Bir başka Türk basın mensubu da aynı fikirde olduğunu ifade ederek şunları ekledi:

"Batı medyası Xinjiang hakkında çok olumsuz haberler yaptı. Bu haberlerden biri ise 'toplama kampları'. Bazı kişilerin bu sözde kamplarda işkence gördüğünü iddia ettiler. Ben de aynı önyargıyla buraya geldim. Ancak bu ziyaret sayesinde ön yargılarım tamamen silindi. Bunlar toplama kampı değil, birer eğitim merkezi.
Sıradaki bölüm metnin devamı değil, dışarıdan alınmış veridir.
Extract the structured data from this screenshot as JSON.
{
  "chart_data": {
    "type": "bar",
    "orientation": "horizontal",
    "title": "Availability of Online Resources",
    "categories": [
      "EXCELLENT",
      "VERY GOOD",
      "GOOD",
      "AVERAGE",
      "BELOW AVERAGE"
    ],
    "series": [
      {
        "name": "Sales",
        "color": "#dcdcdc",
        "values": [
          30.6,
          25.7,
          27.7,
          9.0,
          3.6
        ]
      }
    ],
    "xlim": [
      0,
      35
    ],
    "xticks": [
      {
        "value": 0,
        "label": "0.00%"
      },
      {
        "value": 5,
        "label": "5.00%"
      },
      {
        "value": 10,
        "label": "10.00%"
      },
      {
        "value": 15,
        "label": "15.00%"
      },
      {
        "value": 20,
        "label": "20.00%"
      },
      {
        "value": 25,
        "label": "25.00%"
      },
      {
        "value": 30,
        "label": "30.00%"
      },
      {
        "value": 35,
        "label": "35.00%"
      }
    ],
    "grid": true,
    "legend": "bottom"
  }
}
Kursiyerler bir yandan burada 'rehabilitasyon' görüyor, diğer yandan da kendini geliştiriyorlar. Böylece ahlaklı ve doğru bir insan olabilirler. Kısacası, buradaki atmosfer çok olumlu, kursiyerler topluma yeniden kazandırılıyor. Mesleki eğitim merkezlerinin umut dolu bir yer olduğunu söyleyebilirim."

Xinjiang Uygur Özerk Bölgesi Basın Ofisi'nin açıklamasında, Türkiye Dışişleri Bakanlığı Sözcüsü'nün "Çin'in tüm dinleri ve inançları Çinlileştirme politikası izlediği" iddiası da yalanlanarak, bu iddiaya cevaben, dinlerin bulundukları toplumla bağdaşmasının varlıklarının temeli olduğu belirtildi.

Açıklamada, Çin hükümetinin öteden beri din ve inanç özgürlüğü politikasını izlediğine dikkat çekilerek, din işlerinin hukuk çerçevesinde yürütüldüğü, Çin'in bu konuda da "tam bağımsızlık, kendi gücüyle kalkındırma ve dış müdahaleye izin vermeme" ilkesine sadık kaldığı kaydedildi. Çin hükümetinin din ile sosyalist toplumun bağdaşmasını aktif şekilde yönlendirdiği vurgulanan açıklamada, farklı dinlerin temel kuralları ve ilkeleri dikkate alınarak topluma ve çağa uyum sağlamasına önem verildiği, bu dinlerin seçkin geleneksel Çin kültürüyle iç içe olduğu ifade edildi.